After it all, I follow my dance and the moon and I follow my own feet. With my stained lips and my stained fingers and a sweet scent in my nose, I find myself wandering into grottos unknown.
Only not wholly unknown. I know the backside of that tree—I know that hidden alley—I know that secret place. These places are where I grew up and learned to dance, where I found my comfort zone, the one nobody else chose. They’re unknown to me because they have not changed, and I am new and renewed.
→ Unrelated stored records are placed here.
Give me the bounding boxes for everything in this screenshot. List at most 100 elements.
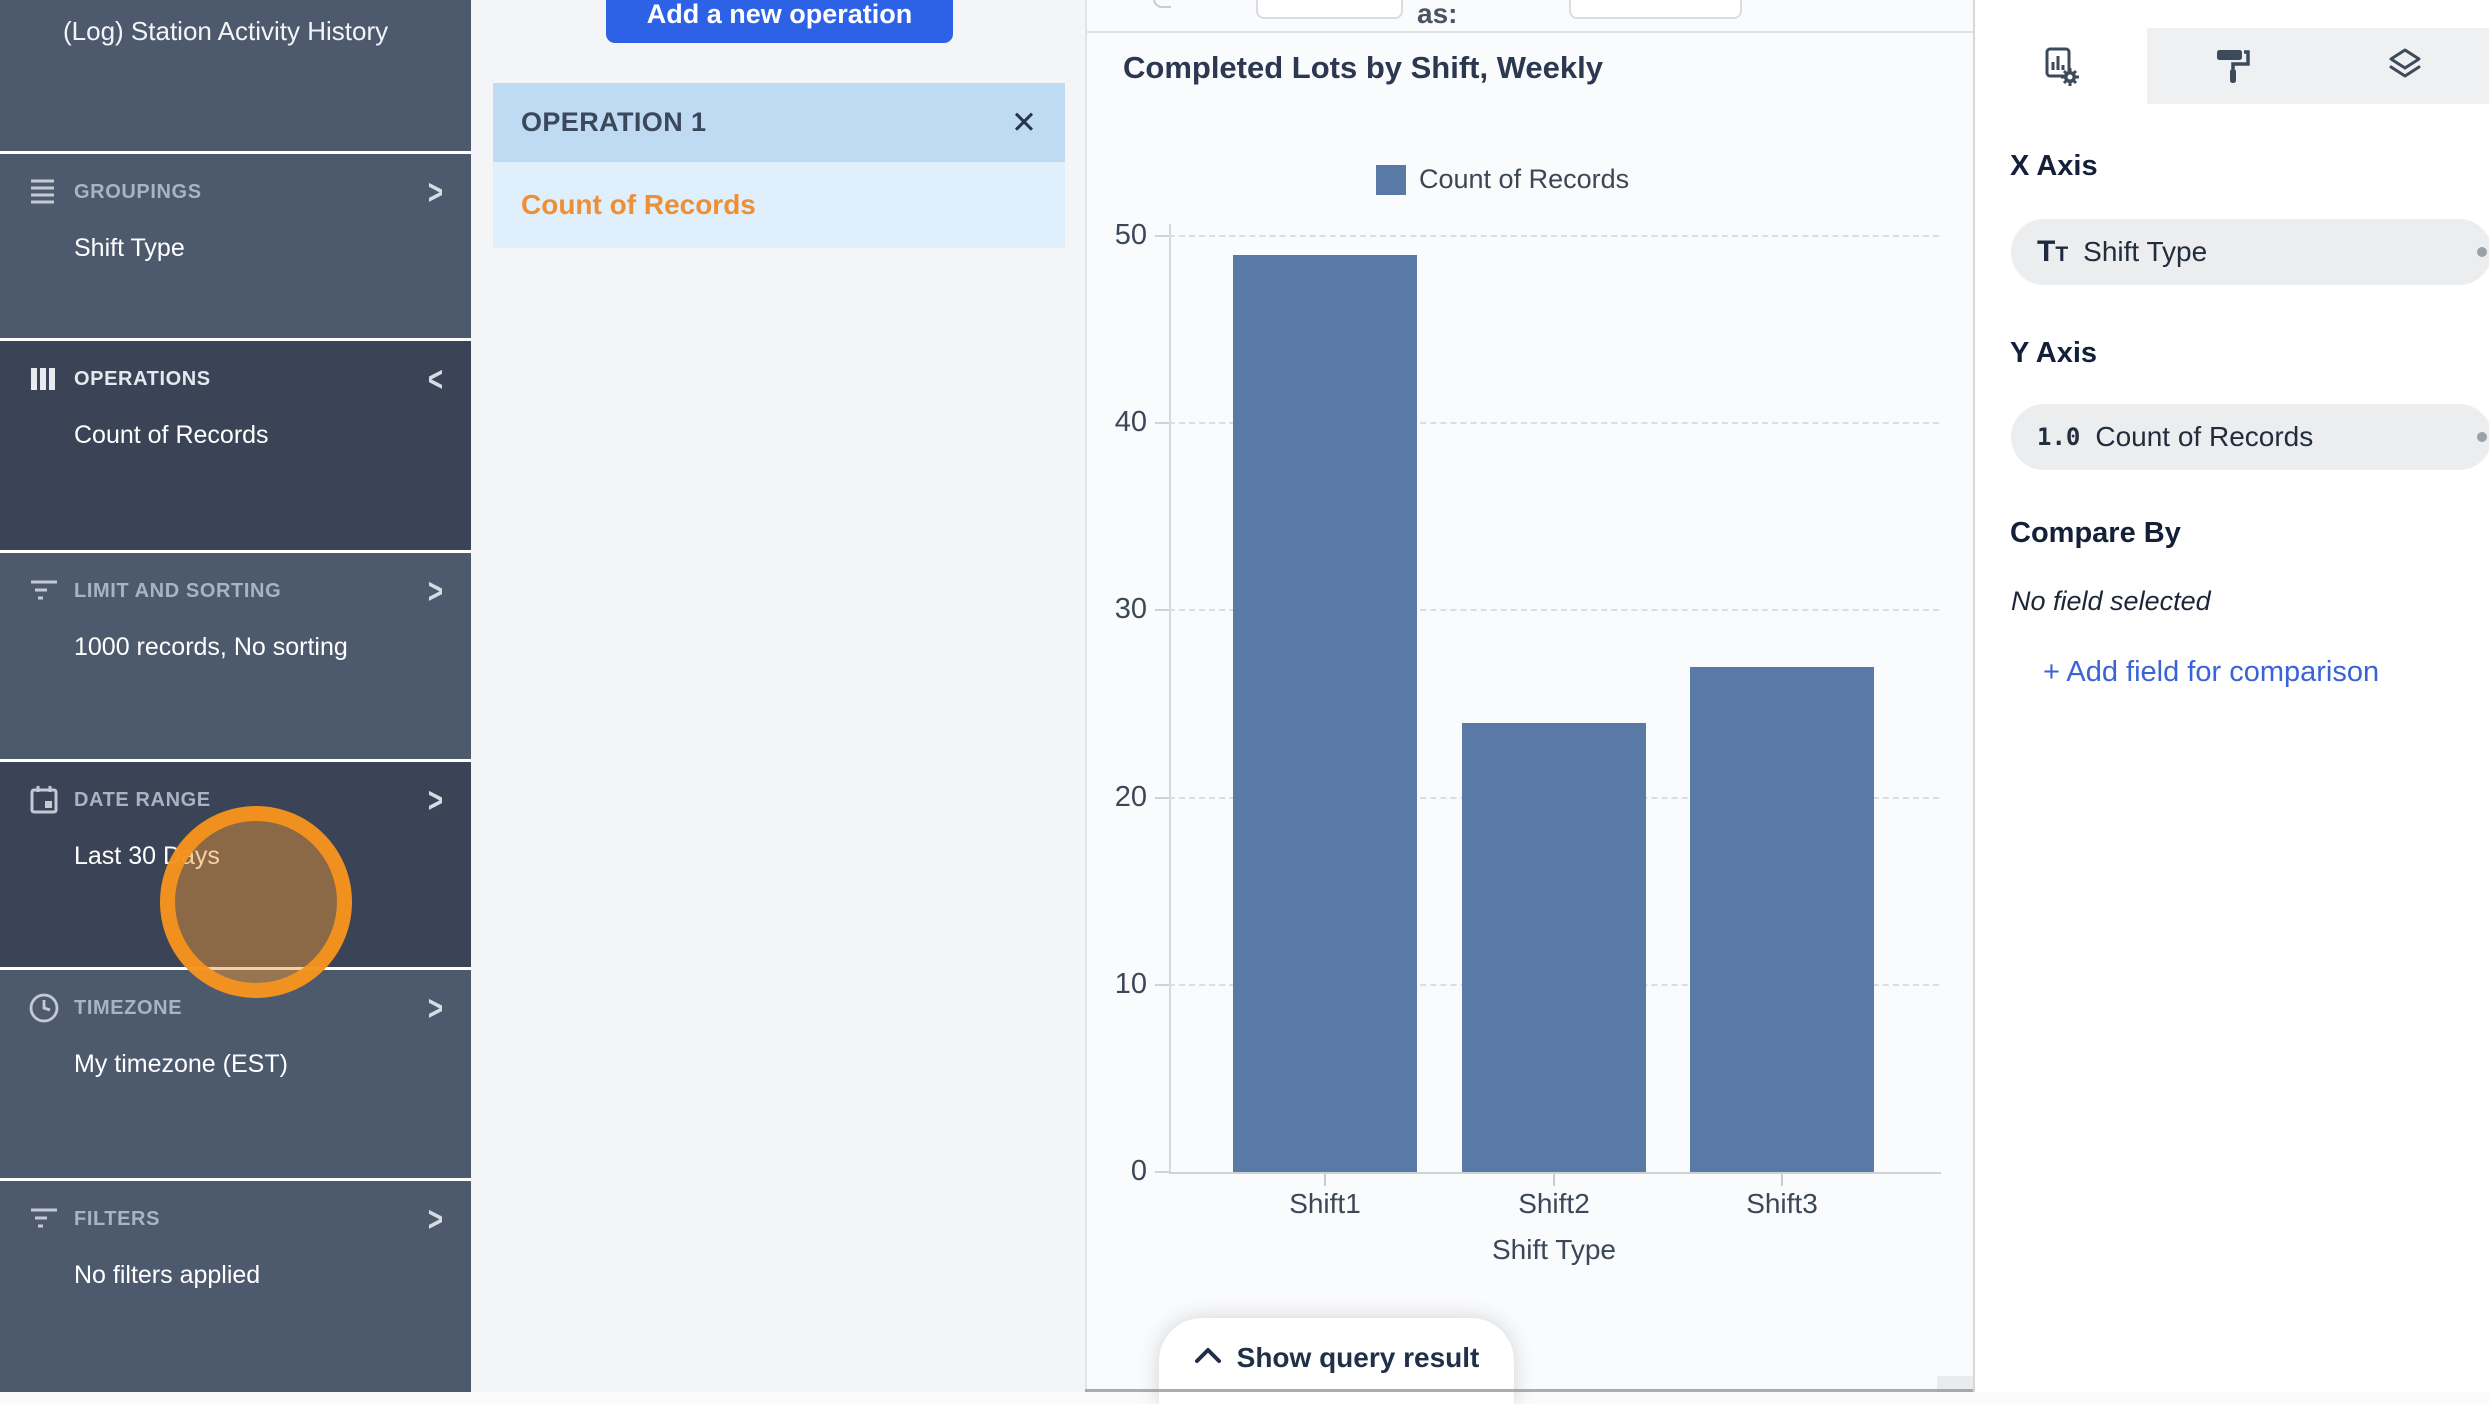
query-builder-sidebar: (Log) Station Activity History GROUPINGS… [0,0,471,1392]
x-axis-tick-label: Shift2 [1518,1188,1590,1219]
y-axis-tick [1155,1171,1169,1173]
legend-label: Count of Records [1419,164,1630,194]
sidebar-section-label: FILTERS [74,1207,161,1230]
legend-swatch [1376,164,1406,195]
text-type-icon: TT [2037,235,2069,268]
x-axis-tick [1553,1174,1555,1186]
sidebar-section-label: LIMIT AND SORTING [74,579,282,602]
y-axis-tick-label: 40 [1114,406,1147,439]
chart-legend[interactable]: Count of Records [1376,164,1629,195]
x-axis-title: Shift Type [1491,1234,1616,1265]
clock-icon [28,992,64,1024]
dataset-title: (Log) Station Activity History [63,16,389,46]
sidebar-section-limit-and-sorting[interactable]: LIMIT AND SORTING > 1000 records, No sor… [0,553,471,759]
chart-config-panel: X Axis TT Shift Type Y Axis 1.0 Count of… [1973,0,2489,1392]
tab-styling[interactable] [2147,28,2319,104]
layers-icon [2389,48,2421,78]
sidebar-section-value: Last 30 Days [74,842,220,870]
sidebar-section-timezone[interactable]: TIMEZONE > My timezone (EST) [0,970,471,1178]
bar-shift2[interactable] [1462,723,1646,1172]
chevron-icon[interactable]: > [427,1198,443,1239]
dataset-header[interactable]: (Log) Station Activity History [0,0,471,151]
chevron-icon[interactable]: > [427,171,443,212]
drag-handle-dot [2477,432,2487,442]
sort-lines-icon [28,575,64,607]
y-axis-tick-label: 10 [1114,967,1147,1000]
operation-title: OPERATION 1 [521,107,707,137]
sidebar-section-date-range[interactable]: DATE RANGE > Last 30 Days [0,762,471,967]
sidebar-section-label: DATE RANGE [74,788,211,811]
y-axis-tick [1155,422,1169,425]
x-axis-heading: X Axis [2010,150,2098,182]
x-axis-field-name: Shift Type [2083,236,2208,267]
bar-shift3[interactable] [1690,667,1874,1172]
y-axis-heading: Y Axis [2010,337,2098,369]
y-axis-tick [1155,609,1169,612]
add-field-for-comparison-link[interactable]: + Add field for comparison [2043,656,2380,688]
y-axis-tick-label: 20 [1114,780,1147,813]
y-axis-tick-label: 30 [1114,593,1147,626]
sidebar-section-value: Shift Type [74,234,185,262]
divider [1087,31,1973,33]
operations-column: Add a new operation OPERATION 1 ✕ Count … [471,0,1085,1392]
x-axis-line [1169,1172,1941,1174]
cropped-dropdown-fragment [1153,0,1171,8]
gridline-y50 [1169,235,1939,237]
y-axis-tick [1155,983,1169,986]
chevron-icon[interactable]: > [427,570,443,611]
gridline-y40 [1169,422,1939,425]
y-axis-tick-label: 50 [1114,219,1147,251]
chevron-icon[interactable]: < [427,358,443,399]
tab-chart-settings[interactable] [1975,28,2147,104]
y-axis-tick-label: 0 [1130,1155,1147,1187]
as-label: as: [1417,0,1458,29]
operation-card-body[interactable]: Count of Records [493,162,1065,248]
y-axis-tick [1155,235,1169,237]
sidebar-section-groupings[interactable]: GROUPINGS > Shift Type [0,154,471,338]
x-axis-tick [1781,1174,1783,1186]
config-tab-strip [1975,28,2489,104]
chart-settings-icon [2045,47,2079,86]
paint-roller-icon [2217,50,2250,83]
gridline-y30 [1169,609,1939,612]
chevron-icon[interactable]: > [427,987,443,1028]
sidebar-section-operations[interactable]: OPERATIONS < Count of Records [0,341,471,550]
operation-card-header[interactable]: OPERATION 1 ✕ [493,83,1065,162]
x-axis-tick-label: Shift1 [1289,1188,1361,1219]
calendar-icon [28,784,64,816]
close-icon[interactable]: ✕ [1011,105,1037,140]
toolbar-input-right[interactable] [1569,0,1742,19]
sidebar-section-value: My timezone (EST) [74,1050,288,1078]
sidebar-section-value: 1000 records, No sorting [74,633,348,661]
rows-icon [28,176,64,208]
y-axis-line [1169,224,1171,1174]
sidebar-section-label: TIMEZONE [74,996,183,1019]
sidebar-section-label: GROUPINGS [74,180,202,203]
tab-layers[interactable] [2319,28,2489,104]
bar-shift1[interactable] [1233,255,1417,1172]
chart-panel: as: Completed Lots by Shift, Weekly Coun… [1085,0,1973,1404]
operation-value: Count of Records [521,189,756,220]
y-axis-field-name: Count of Records [2095,421,2314,452]
filter-lines-icon [28,1203,64,1235]
x-axis-tick [1324,1174,1326,1186]
sidebar-section-label: OPERATIONS [74,367,211,390]
y-axis-tick [1155,796,1169,799]
sidebar-section-value: No filters applied [74,1261,261,1289]
compare-by-heading: Compare By [2010,517,2181,549]
scrollbar-corner [1937,1376,1973,1392]
window-bottom-edge [1085,1389,2489,1392]
chart-title: Completed Lots by Shift, Weekly [1123,50,1604,85]
compare-by-empty-text: No field selected [2011,586,2211,616]
columns-icon [28,363,64,395]
sidebar-section-filters[interactable]: FILTERS > No filters applied [0,1181,471,1392]
x-axis-tick-label: Shift3 [1746,1188,1818,1219]
chevron-icon[interactable]: > [427,779,443,820]
add-operation-button[interactable]: Add a new operation [606,0,953,43]
toolbar-input-left[interactable] [1256,0,1403,19]
y-axis-field-pill[interactable]: 1.0 Count of Records [2011,404,2489,470]
operation-card[interactable]: OPERATION 1 ✕ Count of Records [493,83,1065,248]
chevron-up-icon [1194,1348,1221,1363]
number-type-icon: 1.0 [2037,423,2081,451]
x-axis-field-pill[interactable]: TT Shift Type [2011,219,2489,285]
On my quiet dance, I come across someone young—familiar in kind, because I knew her when I was her. She tells me that, once, she saw someone out here, dancing with the moon, by herself, proving nothing except no need for proof. That Mystical Misfit inspired this young dancer, and she’s out under the moon, tasting the wild fruit and getting her own stains. She’s outside the tribe and living her best life. Her gratitude isn’t for me, but for the legend, even if the legend is about me.
I keep that to myself. By now, I know better. I have grown. Still the Mystical Misfit, but also a Secret Genius. My words mattered, but that’s not what mattered. It mattered that I danced.